11. DE COMO O CAMACHO
ME PAGOU
No 5º ano da São
Francisco, eu já dava aula, aliás um monte de aula. Por isso, já estava
ganhando um dinheirinho que me permitiu, inclusive, comprar um carro. Um Fusca
65, cujo motor fundiu numa viagem a Caraguatatuba no carnaval de 68.
O Camacho era meu
colega de turma. Chegamos a dar pindura algumas vezes. Mas o Camacho era um
intelectual e um durango, o que, convenhamos, são duas qualidades que costumam
andar juntas. Os nossos pinduras não eram em restaurantes, eram em livrarias.

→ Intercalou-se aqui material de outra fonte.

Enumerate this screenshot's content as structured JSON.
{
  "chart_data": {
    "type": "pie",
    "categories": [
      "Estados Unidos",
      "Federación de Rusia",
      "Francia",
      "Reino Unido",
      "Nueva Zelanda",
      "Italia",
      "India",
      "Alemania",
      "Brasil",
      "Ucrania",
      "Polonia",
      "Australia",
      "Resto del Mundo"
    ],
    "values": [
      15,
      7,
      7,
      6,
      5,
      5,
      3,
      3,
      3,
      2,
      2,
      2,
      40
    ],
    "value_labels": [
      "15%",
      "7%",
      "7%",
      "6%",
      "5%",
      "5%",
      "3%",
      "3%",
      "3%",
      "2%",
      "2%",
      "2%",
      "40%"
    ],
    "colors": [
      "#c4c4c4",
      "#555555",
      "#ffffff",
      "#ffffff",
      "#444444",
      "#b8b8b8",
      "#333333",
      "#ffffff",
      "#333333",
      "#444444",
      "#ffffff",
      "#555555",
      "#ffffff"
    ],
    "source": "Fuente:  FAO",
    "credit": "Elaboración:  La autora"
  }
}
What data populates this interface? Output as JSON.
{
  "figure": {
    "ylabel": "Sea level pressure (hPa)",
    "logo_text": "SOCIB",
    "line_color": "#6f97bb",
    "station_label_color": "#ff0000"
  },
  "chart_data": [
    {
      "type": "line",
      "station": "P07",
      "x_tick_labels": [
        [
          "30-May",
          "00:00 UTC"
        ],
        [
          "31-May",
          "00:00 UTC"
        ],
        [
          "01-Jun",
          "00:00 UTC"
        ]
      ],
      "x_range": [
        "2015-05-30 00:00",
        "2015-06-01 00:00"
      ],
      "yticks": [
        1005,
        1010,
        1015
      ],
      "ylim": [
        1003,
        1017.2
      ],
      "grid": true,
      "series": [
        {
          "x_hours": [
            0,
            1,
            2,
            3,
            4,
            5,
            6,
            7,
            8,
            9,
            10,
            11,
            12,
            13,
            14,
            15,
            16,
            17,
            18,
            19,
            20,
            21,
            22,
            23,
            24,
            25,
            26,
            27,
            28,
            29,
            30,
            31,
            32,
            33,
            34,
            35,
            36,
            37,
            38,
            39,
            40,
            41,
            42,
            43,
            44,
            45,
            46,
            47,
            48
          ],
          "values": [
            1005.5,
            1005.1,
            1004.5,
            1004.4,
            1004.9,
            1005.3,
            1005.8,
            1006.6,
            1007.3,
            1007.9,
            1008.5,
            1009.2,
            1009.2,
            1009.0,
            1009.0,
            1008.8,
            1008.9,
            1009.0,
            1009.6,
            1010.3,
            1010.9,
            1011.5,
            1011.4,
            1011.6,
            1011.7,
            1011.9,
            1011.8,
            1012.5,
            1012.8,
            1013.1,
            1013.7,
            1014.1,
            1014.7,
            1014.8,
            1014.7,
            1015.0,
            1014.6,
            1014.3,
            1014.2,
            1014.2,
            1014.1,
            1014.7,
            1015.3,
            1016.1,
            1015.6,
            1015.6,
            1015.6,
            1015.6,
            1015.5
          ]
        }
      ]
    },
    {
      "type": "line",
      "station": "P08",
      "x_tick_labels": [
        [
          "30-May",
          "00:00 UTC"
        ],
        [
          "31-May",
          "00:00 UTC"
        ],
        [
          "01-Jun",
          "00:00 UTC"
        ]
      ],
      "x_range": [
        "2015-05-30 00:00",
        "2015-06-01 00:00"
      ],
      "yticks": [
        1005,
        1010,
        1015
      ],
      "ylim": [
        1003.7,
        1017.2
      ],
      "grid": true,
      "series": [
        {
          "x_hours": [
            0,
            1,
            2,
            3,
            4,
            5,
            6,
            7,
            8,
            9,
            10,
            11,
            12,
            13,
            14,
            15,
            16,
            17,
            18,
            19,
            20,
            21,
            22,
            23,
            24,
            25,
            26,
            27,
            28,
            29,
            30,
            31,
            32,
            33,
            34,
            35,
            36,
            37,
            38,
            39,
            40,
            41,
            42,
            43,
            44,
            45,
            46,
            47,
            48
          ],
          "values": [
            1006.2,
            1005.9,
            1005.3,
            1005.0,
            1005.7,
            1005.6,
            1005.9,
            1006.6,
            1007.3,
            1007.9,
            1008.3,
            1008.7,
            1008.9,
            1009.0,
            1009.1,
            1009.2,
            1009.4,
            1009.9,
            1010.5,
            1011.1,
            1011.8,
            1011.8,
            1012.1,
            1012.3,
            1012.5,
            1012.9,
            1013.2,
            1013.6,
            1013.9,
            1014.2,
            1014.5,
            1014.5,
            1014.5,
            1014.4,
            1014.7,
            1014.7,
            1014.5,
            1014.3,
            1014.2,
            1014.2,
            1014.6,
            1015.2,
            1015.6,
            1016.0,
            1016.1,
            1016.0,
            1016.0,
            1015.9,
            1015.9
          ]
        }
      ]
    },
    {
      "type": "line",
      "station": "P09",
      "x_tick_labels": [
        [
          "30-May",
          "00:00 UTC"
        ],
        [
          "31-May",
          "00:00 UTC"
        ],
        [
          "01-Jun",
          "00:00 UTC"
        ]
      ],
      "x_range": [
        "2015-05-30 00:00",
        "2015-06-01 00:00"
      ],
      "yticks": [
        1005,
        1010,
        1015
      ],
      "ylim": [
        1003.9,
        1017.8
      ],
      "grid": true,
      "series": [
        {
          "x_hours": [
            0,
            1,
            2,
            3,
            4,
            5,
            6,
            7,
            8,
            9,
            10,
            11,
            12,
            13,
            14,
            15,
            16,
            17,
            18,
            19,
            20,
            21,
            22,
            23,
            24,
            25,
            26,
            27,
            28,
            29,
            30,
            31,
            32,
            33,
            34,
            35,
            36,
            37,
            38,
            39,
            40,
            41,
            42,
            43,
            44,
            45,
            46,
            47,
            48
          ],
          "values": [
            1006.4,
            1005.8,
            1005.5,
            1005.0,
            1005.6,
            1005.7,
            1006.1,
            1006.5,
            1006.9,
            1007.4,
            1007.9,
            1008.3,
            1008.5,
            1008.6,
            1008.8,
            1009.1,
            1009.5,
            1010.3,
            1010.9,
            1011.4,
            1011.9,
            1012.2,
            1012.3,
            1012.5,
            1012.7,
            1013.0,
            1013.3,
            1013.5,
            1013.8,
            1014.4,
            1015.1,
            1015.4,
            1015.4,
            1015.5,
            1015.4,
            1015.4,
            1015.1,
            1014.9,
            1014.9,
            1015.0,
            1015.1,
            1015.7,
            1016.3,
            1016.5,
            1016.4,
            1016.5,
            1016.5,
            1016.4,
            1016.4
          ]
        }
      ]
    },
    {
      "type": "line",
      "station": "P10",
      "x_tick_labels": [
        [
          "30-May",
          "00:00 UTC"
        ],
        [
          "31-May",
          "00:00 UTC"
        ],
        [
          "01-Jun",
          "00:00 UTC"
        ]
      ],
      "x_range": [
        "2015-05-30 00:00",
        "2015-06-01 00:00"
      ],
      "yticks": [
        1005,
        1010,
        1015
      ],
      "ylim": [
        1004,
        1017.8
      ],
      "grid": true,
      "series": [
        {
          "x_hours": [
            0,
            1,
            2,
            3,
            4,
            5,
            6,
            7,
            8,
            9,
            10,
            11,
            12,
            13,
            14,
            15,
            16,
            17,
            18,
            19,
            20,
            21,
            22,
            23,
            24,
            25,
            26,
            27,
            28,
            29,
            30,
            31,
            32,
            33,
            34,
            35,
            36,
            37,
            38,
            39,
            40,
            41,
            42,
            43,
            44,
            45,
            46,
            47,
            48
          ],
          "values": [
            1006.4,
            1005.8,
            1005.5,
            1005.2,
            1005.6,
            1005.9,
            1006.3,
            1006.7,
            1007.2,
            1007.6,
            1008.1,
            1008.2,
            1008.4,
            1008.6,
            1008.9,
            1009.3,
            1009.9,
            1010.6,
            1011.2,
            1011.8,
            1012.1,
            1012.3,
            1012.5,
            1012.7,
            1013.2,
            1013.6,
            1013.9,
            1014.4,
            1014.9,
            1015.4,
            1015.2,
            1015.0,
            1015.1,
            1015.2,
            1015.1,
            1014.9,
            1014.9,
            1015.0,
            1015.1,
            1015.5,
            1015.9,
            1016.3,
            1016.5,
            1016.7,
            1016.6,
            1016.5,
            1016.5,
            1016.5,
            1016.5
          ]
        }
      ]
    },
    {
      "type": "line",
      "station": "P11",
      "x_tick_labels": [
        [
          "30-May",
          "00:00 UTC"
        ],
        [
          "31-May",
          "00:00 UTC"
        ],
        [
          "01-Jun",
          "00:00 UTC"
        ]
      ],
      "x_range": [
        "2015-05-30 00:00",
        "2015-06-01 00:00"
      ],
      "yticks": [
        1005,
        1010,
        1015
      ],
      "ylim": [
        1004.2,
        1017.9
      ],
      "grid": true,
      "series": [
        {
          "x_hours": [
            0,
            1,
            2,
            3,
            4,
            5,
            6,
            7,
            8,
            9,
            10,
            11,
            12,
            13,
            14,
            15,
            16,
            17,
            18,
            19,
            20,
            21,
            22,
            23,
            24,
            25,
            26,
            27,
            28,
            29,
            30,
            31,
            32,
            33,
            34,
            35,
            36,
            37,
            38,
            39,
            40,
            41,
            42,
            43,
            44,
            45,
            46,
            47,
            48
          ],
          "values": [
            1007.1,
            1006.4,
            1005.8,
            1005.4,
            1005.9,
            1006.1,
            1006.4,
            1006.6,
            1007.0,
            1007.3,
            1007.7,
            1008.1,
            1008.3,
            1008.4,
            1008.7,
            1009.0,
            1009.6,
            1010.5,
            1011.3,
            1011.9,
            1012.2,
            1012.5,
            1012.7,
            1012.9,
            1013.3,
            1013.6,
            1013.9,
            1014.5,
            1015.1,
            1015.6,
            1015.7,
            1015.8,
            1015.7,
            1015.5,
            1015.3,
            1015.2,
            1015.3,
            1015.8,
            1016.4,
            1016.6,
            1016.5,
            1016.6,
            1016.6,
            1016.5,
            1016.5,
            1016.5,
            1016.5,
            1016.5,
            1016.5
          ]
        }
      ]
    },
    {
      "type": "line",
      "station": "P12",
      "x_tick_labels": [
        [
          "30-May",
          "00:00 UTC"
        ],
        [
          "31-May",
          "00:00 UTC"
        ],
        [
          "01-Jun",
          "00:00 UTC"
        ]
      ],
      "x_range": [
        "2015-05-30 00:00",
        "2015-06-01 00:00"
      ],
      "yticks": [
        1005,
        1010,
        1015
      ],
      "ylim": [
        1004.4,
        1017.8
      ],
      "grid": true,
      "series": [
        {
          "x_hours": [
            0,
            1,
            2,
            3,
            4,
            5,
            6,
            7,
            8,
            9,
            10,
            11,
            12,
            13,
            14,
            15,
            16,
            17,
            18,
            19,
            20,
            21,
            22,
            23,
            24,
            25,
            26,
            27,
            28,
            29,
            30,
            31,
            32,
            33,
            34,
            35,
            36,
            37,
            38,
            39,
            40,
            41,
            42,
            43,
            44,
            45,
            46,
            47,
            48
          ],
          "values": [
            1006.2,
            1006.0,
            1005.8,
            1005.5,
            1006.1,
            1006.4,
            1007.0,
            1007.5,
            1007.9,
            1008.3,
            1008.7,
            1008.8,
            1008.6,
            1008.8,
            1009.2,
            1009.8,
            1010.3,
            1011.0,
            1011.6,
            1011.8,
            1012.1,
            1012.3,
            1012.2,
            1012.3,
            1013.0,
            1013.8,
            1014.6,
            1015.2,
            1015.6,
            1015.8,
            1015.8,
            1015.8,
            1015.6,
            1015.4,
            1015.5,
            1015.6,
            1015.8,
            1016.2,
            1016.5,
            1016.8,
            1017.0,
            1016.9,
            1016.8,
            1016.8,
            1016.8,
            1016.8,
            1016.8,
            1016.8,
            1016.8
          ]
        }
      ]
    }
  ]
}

Entrávamos, mostrávamos nossas carteirinhas da Faculdade e anunciávamos nosso
desejo.
- Podem escolher um
livro cada daquela prateleira lá, dizia o gerente.
- Desculpe,
argumentava com educação e voz baixa o Camacho, mas o senhor não entendeu. Nós
somos estudantes, no ano que vem seremos advogados e precisamos de livros bons,
úteis, livros que...
- Mas isso é o fim
da picada!
- Veja bem, encare
esta doação como um investimento. No ano que vem nós, já formados, não
poderemos mais dar pindura. Ou seja, nós seremos seus clientes – e clientes
fiéis, entende?
Conseguimos bons
livros, eu e o Camacho.
Ele trabalhava num
escritório de advocacia. Ganhava pouco. E conversávamos sobre isso.
- E se a gente, nós
dois, com a cara e com a coragem, montarmos um escritório?
- Camacho, não dá. Eu
já estou dando aula, estou ganhando bem, eu não vou largar meus empregos (eram
duas ou três escolas, tudo ao mesmo tempo) para me meter, desculpe, numa
aventura. Já pensou? Alugar uma ou duas salas, mobiliar, comprar uma linha
telefônica, contratar uma secretária...e depois ficar esperando que apareça
algum cliente. Quanto tempo a gente ficaria pastando até conseguir fazer um
nome? Não, não. Não conte comigo. Você vai ter que se virar sozinho.
Muito bem. O ano
acabou, a gente se formou, cada um seguiu sua vida.
Seis, sete ou dez
anos mais tarde, num domingo de manhã, o interfone tocou.
- É o dr. Camacho.
- Quem?
- Dr. Camacho.
- Mande subir.
Segundos depois, a
campainha toca, eu abro a porta e eis que o velho Camacho, agora de bigode, hoje
um dos maiores advogados comercialistas de São Paulo, está na minha frente.
- Doutor Camacho,
quanto tempo! Que prazer revê-lo!
- O prazer é meu,
Professor. Sabe o que eu vim fazer aqui?
- Me visitar, é
óbvio.
- Sim, mas também
pagar uma dívida.
- Que dívida?
- Você se lembra que
uma vez você me emprestou dinheiro para eu comprar uns livros de direito
comercial? O meu chefe tinha me pedido para eu estudar um caso em que ele tinha
trabalhado anos antes e eu não podia comprá-los com o meu salário.
Menti que não lembrava.
- Não lembro.
- Bom, eu lembro. Eu
vim pagar.
- Como eu não
lembro, não vou receber. Quer um uísque?